There has been a trend in the past few years where top quality Japanese restaurant has been arriving with Umu leading the way, along with Yashin specialising in more modern style sushi and Shiori in kaiseki cuisine. But there was a lack of truly masterful craftsman of sushi making until the arrival of  Mitsuhiro Araki and makes this an exciting affair. Having run his own three Michelin star restaurant in Tokyo previously, he came to London and embark on this new challenge. In the glamorous setting of Mayfair, the nine seater sushi bar functionally decorated with light coloured wood and has the addition of a private dining room to the side. There is already a dedicated following as one of the diner has already been for the second time in the three weeks since it opened. Every customer is addressed by name by Araki himself which is not the most difficult task since there were only 7 of us in the early dining slot of the two available at 6pm on a Thursday evening. A set menu for all makes the serving more straight forward.

An odd choice of using a ceramic cup to serve beer kicks the evening off. Tactile as it is, it creates the biggest head as beer is poured into it. A change to the usual glassware is recommended. The first course of the warming, clean and sweet soup of snapper and abalone with yuzu zest set the flavour for the evening, served to the sound of grinding fresh wasabi.
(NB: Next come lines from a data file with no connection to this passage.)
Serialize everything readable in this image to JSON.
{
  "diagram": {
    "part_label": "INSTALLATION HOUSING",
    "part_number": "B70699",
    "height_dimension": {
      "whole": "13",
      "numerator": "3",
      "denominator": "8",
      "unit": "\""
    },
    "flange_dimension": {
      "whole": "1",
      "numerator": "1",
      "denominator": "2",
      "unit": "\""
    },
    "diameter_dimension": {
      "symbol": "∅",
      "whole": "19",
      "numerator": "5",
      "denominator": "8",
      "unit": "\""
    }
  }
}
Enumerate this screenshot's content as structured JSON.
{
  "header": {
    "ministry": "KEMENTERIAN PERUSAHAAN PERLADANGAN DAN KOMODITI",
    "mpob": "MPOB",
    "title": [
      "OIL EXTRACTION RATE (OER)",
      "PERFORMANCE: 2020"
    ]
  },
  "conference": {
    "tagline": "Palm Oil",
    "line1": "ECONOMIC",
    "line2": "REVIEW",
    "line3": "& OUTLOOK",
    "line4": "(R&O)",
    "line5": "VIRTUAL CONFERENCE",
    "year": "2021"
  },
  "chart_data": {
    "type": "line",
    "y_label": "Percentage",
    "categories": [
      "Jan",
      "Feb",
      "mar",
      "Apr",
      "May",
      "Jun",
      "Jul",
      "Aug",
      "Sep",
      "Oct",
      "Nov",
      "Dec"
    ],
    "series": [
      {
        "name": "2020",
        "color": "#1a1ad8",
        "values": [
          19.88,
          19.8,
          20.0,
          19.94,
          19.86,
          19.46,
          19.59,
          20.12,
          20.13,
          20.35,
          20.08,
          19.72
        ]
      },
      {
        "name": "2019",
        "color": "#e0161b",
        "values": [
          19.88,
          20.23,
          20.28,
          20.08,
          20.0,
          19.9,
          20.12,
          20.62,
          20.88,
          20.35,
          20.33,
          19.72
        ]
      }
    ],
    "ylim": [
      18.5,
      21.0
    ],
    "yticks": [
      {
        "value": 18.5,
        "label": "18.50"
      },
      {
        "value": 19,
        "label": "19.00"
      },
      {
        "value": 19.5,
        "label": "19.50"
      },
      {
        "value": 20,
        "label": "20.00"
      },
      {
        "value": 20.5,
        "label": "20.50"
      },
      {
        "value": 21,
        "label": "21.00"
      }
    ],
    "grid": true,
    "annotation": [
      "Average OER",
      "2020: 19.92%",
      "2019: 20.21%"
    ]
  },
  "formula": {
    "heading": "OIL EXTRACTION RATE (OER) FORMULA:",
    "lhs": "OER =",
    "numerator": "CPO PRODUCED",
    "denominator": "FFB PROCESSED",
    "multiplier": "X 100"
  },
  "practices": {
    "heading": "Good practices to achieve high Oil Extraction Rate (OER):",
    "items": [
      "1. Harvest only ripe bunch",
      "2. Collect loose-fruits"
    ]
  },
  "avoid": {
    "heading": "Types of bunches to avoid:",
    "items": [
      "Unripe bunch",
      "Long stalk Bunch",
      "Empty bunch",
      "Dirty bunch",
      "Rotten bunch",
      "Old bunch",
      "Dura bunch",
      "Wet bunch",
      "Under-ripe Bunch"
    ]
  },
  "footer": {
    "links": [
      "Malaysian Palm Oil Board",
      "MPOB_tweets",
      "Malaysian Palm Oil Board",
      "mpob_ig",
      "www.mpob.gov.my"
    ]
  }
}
The meaty snapper sashimi that follows has a rich fatiness and bite, helped by the reduced moisture content from pressing that concentrates the flavour and texture. And the last of the starting trio is sliced pressure steamed fresh abalone that has the perfect balance of bite and softness, with the intensity of flavour of the dried variety while maintaining a freshness.

Araki is very relaxed and only too happy to chat to the customers while he works. It also helps that all the other diners spoke Japanese and it means my questions gets a proper translation with the help from them. From sitting there, one could well be in Tokyo except for the emphasis of European produce in the food. The attentiveness of the waiting staff meant a slight turn of the head attracts their attention, helped by the healthy staff to diner ratio. They are as happy to chat as Araki himself and this friendliness extends to the diners.

The extravagance comes in the form of marinated diced raw tuna in a home-made mayonnaise, topped with a copious amount of white truffle. The olive oil in the mayonnaise is a nod to European cooking ant the density of truffle not only gives it a fragrance but also a grainy texture, with the tuna as a base. The initial pungency of truffle fades and gives way to the dominating flavour of  sesame, onion and soy sauce, giving a pleasant journey of flavour and texture. Closely followed by white crab meat in a brown crab sauce, topped by Beluga caviar. There is a unified savoury, fresh fishiness and the blend of textural white meat and creamy richness is superb. The comparatively modest “Squid as it comes” is salted, lightly grilled and show off the skill in the precision of simple cooking.

Now comes the main event introduced by fiery pickled ginger, not the usual young ginger but perfectly chosen mature ones that has a slight fibrous texture but without leaving a residue in the mouth. Araki brings out this large slab of tuna and expertly dissected while casually chatting to the diners. In no time at all, it is all sliced and ready to be moulded into sushi. The initial hit of the maguro sushi is the starchiness of the rice, not as a texture but as a flavour. A mushroomy umami filters through and the tuna is a binder and background and more the better for it. The central role of the rice continues with marinated salmon, toro, otoro and lightly grilled horse mackerel sushi. delivered hand to hand to ensure optimum temperature. Jokes are made about bypassing the hand straight to mouth which is perhaps more intimate than acceptable in a restaurant. Squid, langoustine, clam and grilled tuna marks the tail end of the sushi feast, concluding with warm and meaty Welsh eel roll.

The final dish is the perfect marriage of Japanese omelette and more shaved white truffle. The tussle between the sweetness and the savoury earthiness is like fireworks in the mouth and a sumptuous end to the meal. There is no doubt this a meal of top quality and full of extravagant ingredients. The main question is whether the £300 cost for food alone is worth it. In my opinion, it is extremely difficult to ever justify a £300 meal no matter how great it is and there is a necessary uniqueness that  feels lacking in this case. All the more so comparing this to my favourite Japanese in London Shiori where it is practically a bargain at £95 or even better at £50 for lunch. One can always argue £300 is still cheaper than flying to Japan and it without question a glitzy addition to the London Restaurant scene.